Knossos: témoin d’une civilisation florissante

        La Crète, c’est très bien... mais ça manque de volcan ! Après un périple d’une semaine sur cette île née de la dérive des continents qui vaut vraiment le détour, je pars explorer l’arc volcanique égéen. Pour cela, je me rends dans la capitale, Héraklion, porte d’entrée sur l’archipel des Cyclades qui comptent deux îles au volcanisme récent : Milos et bien sûr Santorin.

        Être à Héraklion et ne pas visiter Knossos serait une erreur. Ce temple, datant de l’époque du bronze, donc âgé de près de 4 000 ans, fut brutalement détruit au moment où la société minoenne qui l’avait érigé était à son apogée.
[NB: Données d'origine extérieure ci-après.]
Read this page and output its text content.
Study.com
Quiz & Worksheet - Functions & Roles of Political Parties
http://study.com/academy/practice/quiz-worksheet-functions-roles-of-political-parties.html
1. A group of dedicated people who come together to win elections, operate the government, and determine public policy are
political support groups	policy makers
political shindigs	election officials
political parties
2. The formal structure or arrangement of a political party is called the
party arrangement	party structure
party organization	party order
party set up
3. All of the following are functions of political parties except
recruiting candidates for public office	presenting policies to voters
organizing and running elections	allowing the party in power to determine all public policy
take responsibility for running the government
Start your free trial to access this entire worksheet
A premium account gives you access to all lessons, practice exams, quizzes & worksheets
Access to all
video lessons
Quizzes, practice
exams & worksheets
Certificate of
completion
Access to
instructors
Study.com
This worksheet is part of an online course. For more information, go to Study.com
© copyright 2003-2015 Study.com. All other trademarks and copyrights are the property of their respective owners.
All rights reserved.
        Les origines de ce désastre, qui aboutit à la disparition tout aussi soudaine de cette civilisation, sont longtemps restées un mystère. Jusqu’à un jour de 1967 où un dénommé Marinatos, archéologue grec, découvrit sur l’île de Santorin, distante d’une centaine de kilomètres des côtes Crétoises, les vestiges d’une ville contemporaine de l’âge du bronze, avec les mêmes fresques et les mêmes poteries que celles trouvées à Knossos. Ces ruines étaient profondément enfouies sous d’épaisses couches de pierre ponce dont la datation au carbone 14 attribua leur origine à la gigantesque éruption volcanique de Théra (l’ancien nom de Santorin), survenue vers 1650 av J.C., et qui éventra l’île toute entière.

        En 1883, dans le détroit de la Sonde, l’éruption du Krakatau qui fit s’effondrer l’île du même nom, provoqua un gigantesque raz de marée qui déferla sur les côtes voisines de Java et de Sumatra entrainant la mort de 36 000 personnes. De l’étude de ce cataclysme indonésien, les scientifiques calculèrent qu’une éruption quatre fois plus puissante avait démantelé Santorin à l’âge du Bronze et que le raz de marée consécutif avait déferlé sur la Crète située à 100 km plus au sud, anéantissant toute la zone côtière. Le lien était fait entre Santorin, la destruction de Knossos et par la même occasion, la disparition de la civilisation minoenne. Le mythe de l’Atlantide avait trouvé son explication.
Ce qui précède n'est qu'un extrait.